Yes, I have log_min_duration_statement set to 0! (log_duration is off)

> I was able to replicate the problem by lobotomizing a couple of
> CHECK_FOR_INTERRUPTS that would normally happen in a simple
> "select pg_sleep()" query (see attached for-demonstration-
> purposes-only patch).  Then I get
> 
> regression=# set statement_timeout TO '1s';
> SET
> regression=# select pg_sleep(2.0);  -- completes normally after 2 sec
>  pg_sleep 
> ----------
>  
> (1 row)
> 
> regression=# set log_min_duration_statement TO '100ms';
> SET
> regression=# select pg_sleep(2.0);  -- sits for 2 sec, then:
> ERROR:  canceling statement due to user request
> 
> So that's not very good and we ought to do something about it.
> We can't have disable_statement_timeout() clear QueryCancelPending,
> because that might lose state about some other cause for query
> cancel.  I'm inclined to think that we need to split QueryCancelPending
> into more than one flag.
> 
> A separate question is how come the particular query you're complaining
> about has (seemingly) a fairly wide window where it never does any
> CHECK_FOR_INTERRUPTS call before terminating.  Perhaps there's someplace
> we need to sprinkle a few more of those.

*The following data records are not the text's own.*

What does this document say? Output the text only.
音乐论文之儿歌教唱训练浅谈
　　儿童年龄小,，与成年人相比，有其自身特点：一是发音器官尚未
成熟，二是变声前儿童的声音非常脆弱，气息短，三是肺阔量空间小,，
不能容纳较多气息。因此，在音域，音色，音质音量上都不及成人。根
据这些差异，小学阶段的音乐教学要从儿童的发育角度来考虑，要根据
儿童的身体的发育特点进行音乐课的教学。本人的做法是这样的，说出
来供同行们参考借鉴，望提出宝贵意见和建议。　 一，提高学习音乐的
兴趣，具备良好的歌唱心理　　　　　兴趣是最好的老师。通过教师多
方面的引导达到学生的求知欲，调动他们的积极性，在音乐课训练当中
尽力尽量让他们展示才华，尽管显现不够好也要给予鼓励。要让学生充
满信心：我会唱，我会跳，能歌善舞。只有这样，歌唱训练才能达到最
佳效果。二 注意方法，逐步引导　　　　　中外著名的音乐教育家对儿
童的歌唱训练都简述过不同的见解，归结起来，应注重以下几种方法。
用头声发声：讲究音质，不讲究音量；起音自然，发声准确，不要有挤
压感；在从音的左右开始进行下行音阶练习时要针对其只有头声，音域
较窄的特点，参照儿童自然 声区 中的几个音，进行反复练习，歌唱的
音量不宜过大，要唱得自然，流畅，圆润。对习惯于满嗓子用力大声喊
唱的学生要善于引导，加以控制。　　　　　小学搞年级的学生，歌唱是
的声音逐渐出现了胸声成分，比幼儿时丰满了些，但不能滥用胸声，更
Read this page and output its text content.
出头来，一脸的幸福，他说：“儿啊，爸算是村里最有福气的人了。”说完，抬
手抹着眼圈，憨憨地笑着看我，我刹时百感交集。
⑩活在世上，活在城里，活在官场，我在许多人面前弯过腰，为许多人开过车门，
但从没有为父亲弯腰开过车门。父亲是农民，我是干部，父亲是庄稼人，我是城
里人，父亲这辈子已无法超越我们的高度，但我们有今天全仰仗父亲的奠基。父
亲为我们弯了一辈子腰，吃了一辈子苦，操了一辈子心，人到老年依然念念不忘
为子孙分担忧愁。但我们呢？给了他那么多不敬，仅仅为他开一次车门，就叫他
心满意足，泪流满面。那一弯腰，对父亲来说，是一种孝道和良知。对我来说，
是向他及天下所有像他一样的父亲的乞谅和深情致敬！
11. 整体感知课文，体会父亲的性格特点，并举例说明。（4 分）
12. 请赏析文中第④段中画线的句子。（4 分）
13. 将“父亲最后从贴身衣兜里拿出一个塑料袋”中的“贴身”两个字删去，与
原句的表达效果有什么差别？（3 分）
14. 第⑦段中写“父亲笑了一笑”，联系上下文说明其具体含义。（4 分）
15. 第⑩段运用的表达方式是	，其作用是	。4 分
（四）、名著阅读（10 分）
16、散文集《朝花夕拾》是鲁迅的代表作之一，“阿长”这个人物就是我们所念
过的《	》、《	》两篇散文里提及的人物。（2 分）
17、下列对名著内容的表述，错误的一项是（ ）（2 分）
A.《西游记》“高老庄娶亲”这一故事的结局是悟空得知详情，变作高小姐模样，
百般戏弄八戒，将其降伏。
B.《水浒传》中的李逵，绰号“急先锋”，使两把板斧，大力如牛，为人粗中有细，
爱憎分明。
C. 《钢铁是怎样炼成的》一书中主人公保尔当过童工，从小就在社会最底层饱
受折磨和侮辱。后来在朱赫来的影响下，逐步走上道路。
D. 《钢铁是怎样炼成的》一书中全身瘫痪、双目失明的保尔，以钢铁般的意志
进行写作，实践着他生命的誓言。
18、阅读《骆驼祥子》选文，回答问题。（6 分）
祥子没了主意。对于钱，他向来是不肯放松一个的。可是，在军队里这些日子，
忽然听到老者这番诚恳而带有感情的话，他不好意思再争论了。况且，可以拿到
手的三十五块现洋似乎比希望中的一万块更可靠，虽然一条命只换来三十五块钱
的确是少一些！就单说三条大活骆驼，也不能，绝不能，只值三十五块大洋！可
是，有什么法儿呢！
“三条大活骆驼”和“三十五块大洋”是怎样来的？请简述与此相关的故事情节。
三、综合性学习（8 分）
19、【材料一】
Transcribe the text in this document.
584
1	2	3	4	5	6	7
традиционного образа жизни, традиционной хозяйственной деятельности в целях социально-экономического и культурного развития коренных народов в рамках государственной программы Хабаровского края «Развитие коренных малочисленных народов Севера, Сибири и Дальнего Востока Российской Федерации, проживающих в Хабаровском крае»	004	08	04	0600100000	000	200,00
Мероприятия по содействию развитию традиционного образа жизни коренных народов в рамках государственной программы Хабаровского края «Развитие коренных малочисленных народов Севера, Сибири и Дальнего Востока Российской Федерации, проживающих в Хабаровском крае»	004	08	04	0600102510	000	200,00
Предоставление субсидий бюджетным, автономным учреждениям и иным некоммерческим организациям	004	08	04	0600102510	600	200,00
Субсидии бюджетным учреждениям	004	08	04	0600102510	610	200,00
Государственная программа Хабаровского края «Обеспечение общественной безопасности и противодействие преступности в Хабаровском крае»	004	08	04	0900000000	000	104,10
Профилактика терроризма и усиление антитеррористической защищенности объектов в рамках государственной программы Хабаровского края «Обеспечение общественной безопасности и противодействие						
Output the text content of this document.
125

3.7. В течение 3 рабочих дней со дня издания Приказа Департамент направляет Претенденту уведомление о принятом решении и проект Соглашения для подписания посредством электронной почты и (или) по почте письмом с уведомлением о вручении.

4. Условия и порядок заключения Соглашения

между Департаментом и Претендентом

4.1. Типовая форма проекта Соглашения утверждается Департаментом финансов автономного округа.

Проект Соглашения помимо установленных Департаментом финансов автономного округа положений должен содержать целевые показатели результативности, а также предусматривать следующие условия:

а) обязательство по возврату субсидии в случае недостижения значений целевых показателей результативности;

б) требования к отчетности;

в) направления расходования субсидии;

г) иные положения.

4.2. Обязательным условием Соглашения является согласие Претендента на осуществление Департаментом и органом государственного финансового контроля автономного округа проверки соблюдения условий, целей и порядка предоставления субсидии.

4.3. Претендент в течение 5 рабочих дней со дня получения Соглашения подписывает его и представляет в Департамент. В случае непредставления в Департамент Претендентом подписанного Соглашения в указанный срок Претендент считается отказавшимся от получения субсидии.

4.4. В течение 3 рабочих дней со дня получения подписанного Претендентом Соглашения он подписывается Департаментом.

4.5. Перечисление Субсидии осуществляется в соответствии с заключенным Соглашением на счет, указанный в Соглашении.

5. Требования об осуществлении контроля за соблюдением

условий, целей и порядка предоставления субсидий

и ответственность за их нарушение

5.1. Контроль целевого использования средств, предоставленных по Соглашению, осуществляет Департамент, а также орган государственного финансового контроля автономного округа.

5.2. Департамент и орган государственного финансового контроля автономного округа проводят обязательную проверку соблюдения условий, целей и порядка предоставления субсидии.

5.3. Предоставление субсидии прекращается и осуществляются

Yeah, it is strange. There are many queries in this system with statement
timeouts and this is the only one where I see this and it happens several
times a day.

Thank you so much for looking into this. An impressive analysis!



Re: Unexpected "canceling statement due to user request" error

От
Tom Lane
Дата:
Will Storey <will@summercat.com> writes:
> On Sun 2019-09-01 19:46:19 -0400, Tom Lane wrote:
>> A separate question is how come the particular query you're complaining
>> about has (seemingly) a fairly wide window where it never does any
>> CHECK_FOR_INTERRUPTS call before terminating.  Perhaps there's someplace
>> we need to sprinkle a few more of those.

> Yeah, it is strange. There are many queries in this system with statement
> timeouts and this is the only one where I see this and it happens several
> times a day.

It'd be interesting to see EXPLAIN ANALYZE output from a typical execution
of that query.  Even better would be a test case (w/ tables and dummy
data) so somebody else could reproduce it; but maybe looking at EXPLAIN
ANALYZE would be enough to determine where we're missing checks.

            regards, tom lane



Re: Unexpected "canceling statement due to user request" error

От
Will Storey
Дата:
On Sun 2019-09-01 20:58:30 -0400, Tom Lane wrote:
> >> A separate question is how come the particular query you're complaining
> >> about has (seemingly) a fairly wide window where it never does any
> >> CHECK_FOR_INTERRUPTS call before terminating.  Perhaps there's someplace
> >> we need to sprinkle a few more of those.
> 
> > Yeah, it is strange. There are many queries in this system with statement
> > timeouts and this is the only one where I see this and it happens several
> > times a day.
> 
> It'd be interesting to see EXPLAIN ANALYZE output from a typical execution
> of that query.  Even better would be a test case (w/ tables and dummy
> data) so somebody else could reproduce it; but maybe looking at EXPLAIN
> ANALYZE would be enough to determine where we're missing checks.

I put output from a query with values that caused the error here:


https://gist.githubusercontent.com/horgh/653e60b8c2f071d859424517d653eb4e/raw/5d16e11d0ac884ed9dc120c4521e2de8f2e7c3d6/test.txt

I sanitised some of the names and values again. Sorry about that.

As far as a test case: I'm not sure how to reproduce it myself. It just
happens periodically (15 times in the past 24 hours). The tables are
somewhat large (60+ GiB per partition). I could try to generate dummy
versions if you like, but they would have to be significantly dummied, so
I'm not sure it would end up being representative.